Researchers at Johns Hopkins built on their previous study about the search for basic building blocks of materials called superconductors with spin-triplet pairing, which were considered to be very rare. The rare property of spin-triplet pairing can give rise to an exotic electronic state called Majorana fermions, which can be used as fault-tolerant quantum bits, a basic working unit for prospective quantum computers that may eventually replace the noise-prone prototypes under development by Google and IBM.
The new finding focuses on a particular type of crystal, a noncentrosymmetric superconductor. Unlike most common crystalline materials that demonstrate inversion symmetry, that is, a crystal structure that is indistinguishable with its inversion image, this special class of materials breaks inversion symmetry, exhibiting an inversion image distinctive from itself. This low symmetry is predicted to indicate the presence of the otherwise elusive spin-triplet pairing. These “lowly” materials comprise a potential rich mine of quantum-computer-building materials. However, decisive evidence of spin-triplet pairing in these crystals has been lacking.

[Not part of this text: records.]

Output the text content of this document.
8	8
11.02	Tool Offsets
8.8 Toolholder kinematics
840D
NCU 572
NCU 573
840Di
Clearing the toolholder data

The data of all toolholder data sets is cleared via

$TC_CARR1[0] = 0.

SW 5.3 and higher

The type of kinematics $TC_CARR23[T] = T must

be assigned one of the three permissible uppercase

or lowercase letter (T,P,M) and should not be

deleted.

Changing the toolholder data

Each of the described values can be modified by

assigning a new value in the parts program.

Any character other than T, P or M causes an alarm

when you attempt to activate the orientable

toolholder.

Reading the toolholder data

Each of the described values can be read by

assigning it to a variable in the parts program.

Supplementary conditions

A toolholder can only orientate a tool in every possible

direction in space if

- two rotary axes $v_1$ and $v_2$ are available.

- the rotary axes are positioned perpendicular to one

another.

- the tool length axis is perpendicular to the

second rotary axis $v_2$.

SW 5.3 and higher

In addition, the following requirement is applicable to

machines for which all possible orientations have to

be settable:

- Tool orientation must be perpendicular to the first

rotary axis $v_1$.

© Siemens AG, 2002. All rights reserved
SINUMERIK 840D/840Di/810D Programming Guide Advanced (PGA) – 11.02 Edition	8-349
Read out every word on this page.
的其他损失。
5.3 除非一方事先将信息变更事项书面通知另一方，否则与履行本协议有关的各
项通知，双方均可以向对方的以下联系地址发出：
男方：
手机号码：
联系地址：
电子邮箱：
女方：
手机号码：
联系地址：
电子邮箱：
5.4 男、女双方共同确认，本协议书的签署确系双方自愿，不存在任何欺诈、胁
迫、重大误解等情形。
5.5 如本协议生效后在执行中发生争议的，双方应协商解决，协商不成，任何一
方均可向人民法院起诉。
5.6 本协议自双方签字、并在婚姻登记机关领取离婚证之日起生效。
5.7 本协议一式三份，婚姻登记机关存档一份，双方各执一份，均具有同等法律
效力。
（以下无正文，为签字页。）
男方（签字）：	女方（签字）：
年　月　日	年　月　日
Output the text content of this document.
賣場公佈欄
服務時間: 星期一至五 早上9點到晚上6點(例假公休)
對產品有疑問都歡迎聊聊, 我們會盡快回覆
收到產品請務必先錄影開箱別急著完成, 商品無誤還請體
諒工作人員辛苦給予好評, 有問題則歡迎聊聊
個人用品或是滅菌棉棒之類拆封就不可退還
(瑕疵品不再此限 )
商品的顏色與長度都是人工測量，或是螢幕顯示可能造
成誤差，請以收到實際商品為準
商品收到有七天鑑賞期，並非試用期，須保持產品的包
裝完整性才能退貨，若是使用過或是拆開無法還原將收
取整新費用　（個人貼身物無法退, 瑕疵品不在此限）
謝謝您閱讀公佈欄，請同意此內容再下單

Using a new experimental method, the Hopkins researchers examined a prototype of this superconductor, α-BiPd. Their experiment found the presence of the highly unusual half-integer quantization of magnetic flux in polycrystalline rings of α-BiPd, which comprises smoking-gun evidence for spin-triplet pairing.
That paints a promising and encouraging future when more building-block materials emerge from materials with low symmetry. This study could accelerate the development of fault-tolerant quantum computers. (Phys.org)
The study has been published in Physical Review Letters.